Date de publication:2009-11-28 19:33:47

2009-11-28 20:31:55

«Tous ceux qui ont géré le pays, qui ont "goûté" au poste de Premier ministre ne peuvent être candidats (à l'élection présidentielle) en Guinée», aurait déclaré à l'AFP (publiée par le site web de Jeune Afrique ce 26 Novembre 2009), Idrissa Chérif, le ministre en charge de la Communication du chef de la junte de Conakry, sans nous dire en vertu de quelle loi? 

Quels sont les pouvoirs réels d’un “premier ministre” non constitutionnel, de surcroît, dans un système clientéliste comme celui du régime Conté dont les pratiques sont perpétuées de nos jours par la junte au pouvoir à Conakry?

Tous les “premiers ministres” du Général Conté étaient financièrement “établis” avant d’être nommés “chef du gouvernement”. Ceci est un secret de Polichinelle. Les postes “juteux” étaient connus de tous et, la primature (une simple façade de représentation) ne pesait pas lourd dans ce système.

Pendant longtemps, le Ministère du Plan et de la Coopération Internationale (notamment sa Direction Nationale des Investissements Publics) a constitué le point de passage obligé de l’aide internationale en Guinée. Puis, on a créé sur mesure l’ACGP (Administration et Contrôle des Grands Projets Publics) qui est devenu, du coup, le point de passage de la manne qui devait réhabiliter et/ou mettre sur place toutes les infrastructures majeures du pays (+ de 80% de FINEX). À ces deux principales mamelles temporaires, il faudrait ajouter les robinets permanents de la Défense (avec son Intendance Militaire); des Mines et Géologie (qui ont toujours été au centre de la chronique des scandales financiers les plus rocambolesques du pays: Fonds Minier, ANAIM, …); des Finances avec ses arguments de poids que sont la DNI (Direction Nationale des Impôts), la DNSD (Direction Nationale des Services de Douanes); les Transports, avec le Port Autonome de Conakry, …

Si les intérêts de la Guinée étaient au centre des préoccupations des uns et des autres, il y a certainement des endroits où il est possible de l’exprimer: doter le pays de véritables lois et institutions républicaines équitables et fonctionnelles et avoir la hauteur de laisser les plus aptes diriger.

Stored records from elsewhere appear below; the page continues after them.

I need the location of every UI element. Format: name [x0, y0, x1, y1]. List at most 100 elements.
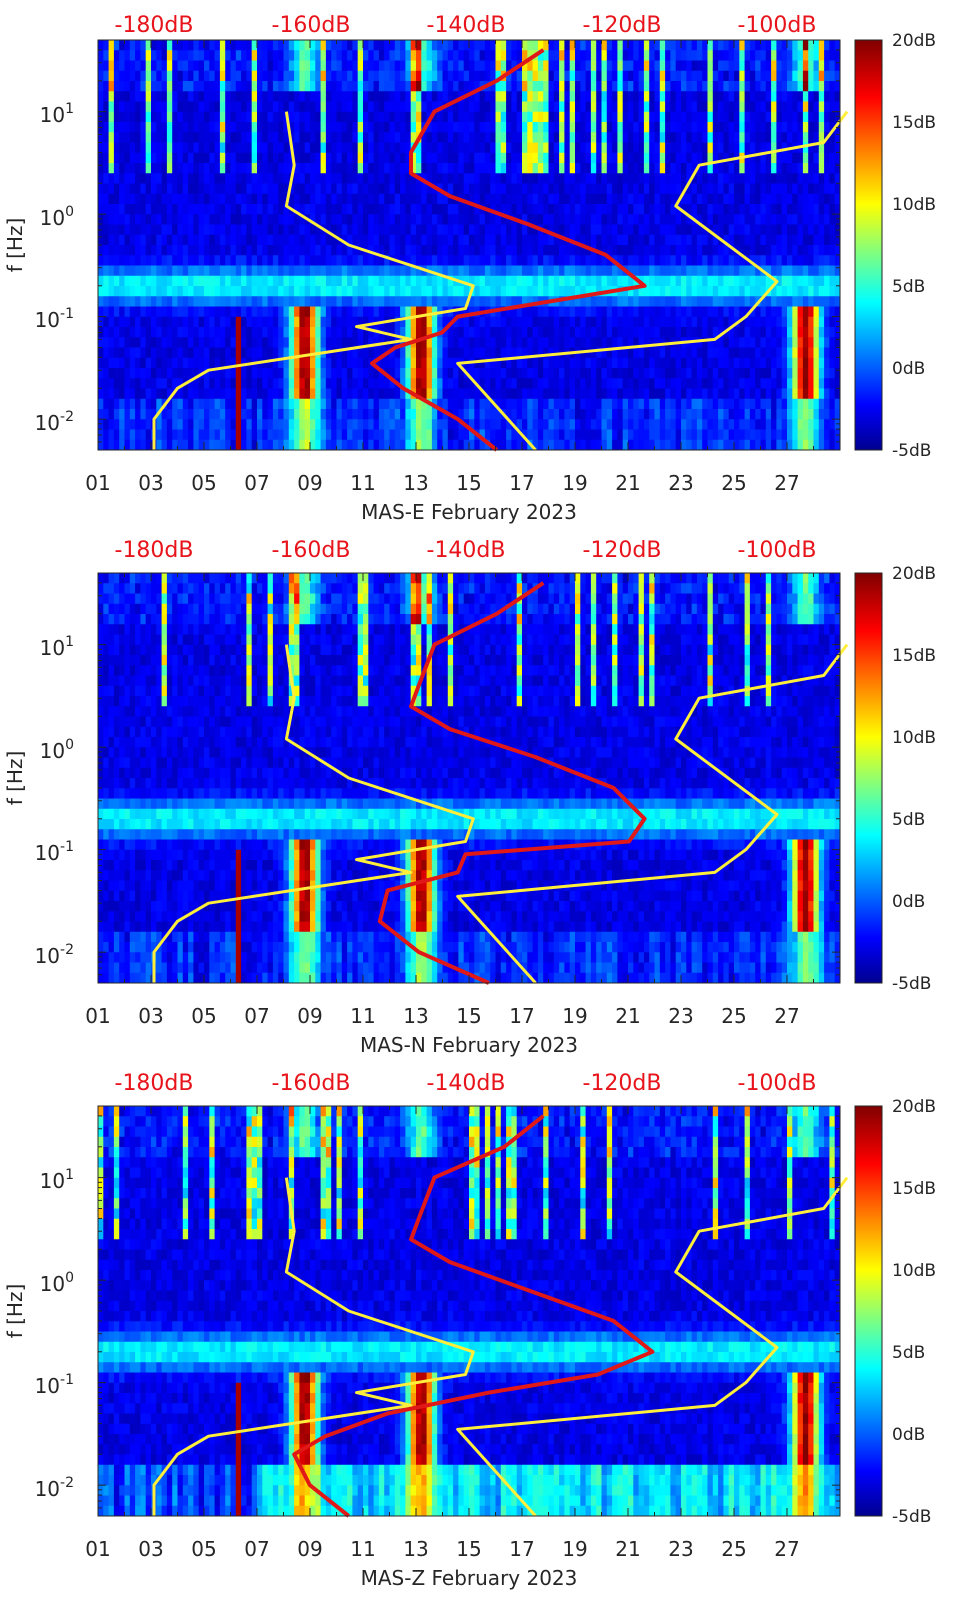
spectrogram-cell	[347, 327, 353, 338]
spectrogram-cell	[162, 91, 168, 102]
spectrogram-cell	[363, 378, 369, 389]
spectrogram-cell	[374, 399, 380, 410]
spectrogram-cell	[241, 71, 247, 82]
spectrogram-cell	[252, 143, 258, 154]
spectrogram-cell	[268, 91, 274, 102]
spectrogram-cell	[326, 327, 332, 338]
spectrogram-cell	[692, 409, 698, 420]
spectrogram-cell	[162, 153, 168, 164]
spectrogram-cell	[697, 184, 703, 195]
spectrogram-cell	[268, 132, 274, 143]
spectrogram-cell	[427, 286, 433, 297]
spectrogram-cell	[135, 409, 141, 420]
spectrogram-cell	[591, 132, 597, 143]
spectrogram-cell	[655, 358, 661, 369]
spectrogram-cell	[612, 225, 618, 236]
spectrogram-cell	[278, 419, 284, 430]
spectrogram-cell	[167, 307, 173, 318]
spectrogram-cell	[278, 307, 284, 318]
spectrogram-cell	[151, 214, 157, 225]
spectrogram-cell	[580, 102, 586, 113]
spectrogram-cell	[151, 122, 157, 133]
spectrogram-cell	[326, 235, 332, 246]
spectrogram-cell	[156, 389, 162, 400]
spectrogram-cell	[586, 327, 592, 338]
spectrogram-cell	[506, 112, 512, 123]
spectrogram-cell	[390, 204, 396, 215]
spectrogram-cell	[284, 296, 290, 307]
spectrogram-cell	[750, 143, 756, 154]
spectrogram-cell	[342, 163, 348, 174]
spectrogram-cell	[501, 132, 507, 143]
spectrogram-cell	[628, 245, 634, 256]
spectrogram-cell	[437, 71, 443, 82]
spectrogram-cell	[718, 358, 724, 369]
spectrogram-cell	[98, 214, 104, 225]
spectrogram-cell	[172, 71, 178, 82]
spectrogram-cell	[676, 255, 682, 266]
spectrogram-cell	[103, 81, 109, 92]
spectrogram-cell	[321, 419, 327, 430]
spectrogram-cell	[549, 399, 555, 410]
spectrogram-cell	[655, 266, 661, 277]
spectrogram-cell	[596, 122, 602, 133]
spectrogram-cell	[517, 255, 523, 266]
spectrogram-cell	[156, 368, 162, 379]
spectrogram-cell	[172, 358, 178, 369]
spectrogram-cell	[315, 389, 321, 400]
spectrogram-cell	[623, 307, 629, 318]
spectrogram-cell	[305, 163, 311, 174]
spectrogram-cell	[405, 204, 411, 215]
spectrogram-cell	[692, 399, 698, 410]
spectrogram-cell	[109, 132, 115, 143]
spectrogram-cell	[252, 399, 258, 410]
spectrogram-cell	[665, 419, 671, 430]
spectrogram-cell	[480, 358, 486, 369]
spectrogram-cell	[617, 378, 623, 389]
spectrogram-cell	[485, 50, 491, 61]
spectrogram-cell	[580, 378, 586, 389]
spectrogram-cell	[729, 143, 735, 154]
spectrogram-cell	[337, 255, 343, 266]
spectrogram-cell	[326, 419, 332, 430]
spectrogram-cell	[670, 102, 676, 113]
spectrogram-cell	[718, 112, 724, 123]
spectrogram-cell	[617, 173, 623, 184]
spectrogram-cell	[480, 143, 486, 154]
spectrogram-cell	[384, 50, 390, 61]
spectrogram-cell	[368, 71, 374, 82]
spectrogram-cell	[103, 245, 109, 256]
spectrogram-cell	[162, 163, 168, 174]
spectrogram-cell	[363, 368, 369, 379]
spectrogram-cell	[130, 399, 136, 410]
spectrogram-cell	[262, 235, 268, 246]
spectrogram-cell	[559, 153, 565, 164]
spectrogram-cell	[220, 81, 226, 92]
spectrogram-cell	[395, 358, 401, 369]
spectrogram-cell	[533, 255, 539, 266]
spectrogram-cell	[734, 255, 740, 266]
spectrogram-cell	[326, 184, 332, 195]
spectrogram-cell	[702, 132, 708, 143]
spectrogram-cell	[400, 40, 406, 51]
spectrogram-cell	[114, 194, 120, 205]
spectrogram-cell	[554, 40, 560, 51]
spectrogram-cell	[480, 266, 486, 277]
spectrogram-cell	[554, 173, 560, 184]
spectrogram-cell	[490, 132, 496, 143]
spectrogram-cell	[723, 194, 729, 205]
spectrogram-cell	[538, 399, 544, 410]
spectrogram-cell	[188, 286, 194, 297]
spectrogram-cell	[729, 378, 735, 389]
spectrogram-cell	[299, 399, 305, 410]
spectrogram-cell	[305, 132, 311, 143]
spectrogram-cell	[135, 40, 141, 51]
spectrogram-cell	[490, 225, 496, 236]
spectrogram-cell	[533, 194, 539, 205]
spectrogram-cell	[533, 266, 539, 277]
spectrogram-cell	[469, 163, 475, 174]
spectrogram-cell	[315, 50, 321, 61]
spectrogram-cell	[246, 153, 252, 164]
spectrogram-cell	[559, 61, 565, 72]
spectrogram-cell	[146, 71, 152, 82]
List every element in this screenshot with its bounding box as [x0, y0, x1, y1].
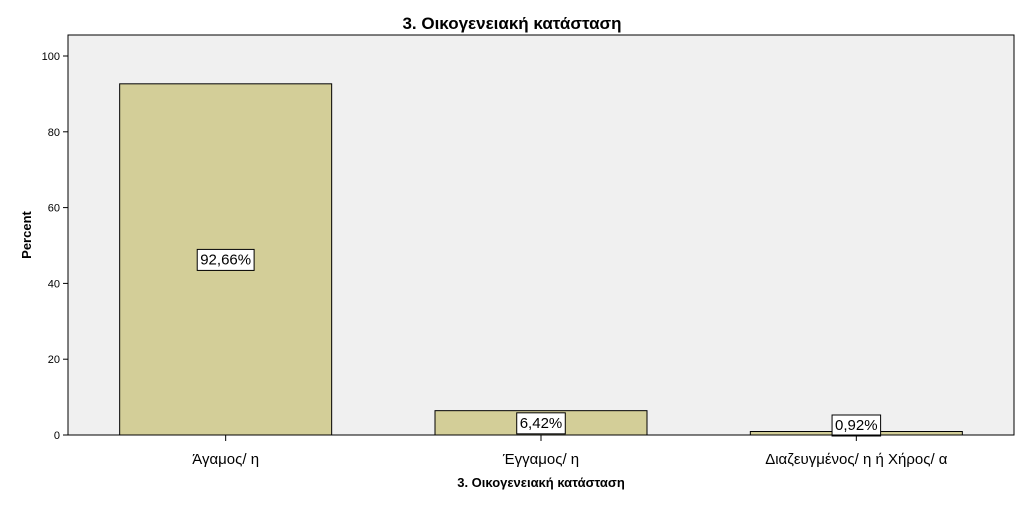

Je ne vois pas la qualité des autorités actuelles à Conakry pour diligenter des audits: comment des braqueurs de banques (pour ainsi dire) peuvent-ils s’arroger le droit d’investigation sur des prétendus cambrioleurs de maisons?

Pour faire la justice, il faut un État fort! Il n’y a aucun moyen de bâtir un État fort sans passer par une règlementation et des institutions conséquentes. Je me demande pourquoi ceci n’est pas évident dans l’esprit de bien de guinéens.

Les uns imposent comme principe: il faut un civil (quel qu’il soit) à la tête de l’État pour que les choses s’arrangent comme sous l’effet d’une baguette magique. Outre le fait qu’ils ne peuvent faire valoir aucun fondement juridique à l’appui de ce principe, ils oublient le bilan du seul président civil que la Guinée a eue: celui du «Camarade Responsable Suprême de la Révolution».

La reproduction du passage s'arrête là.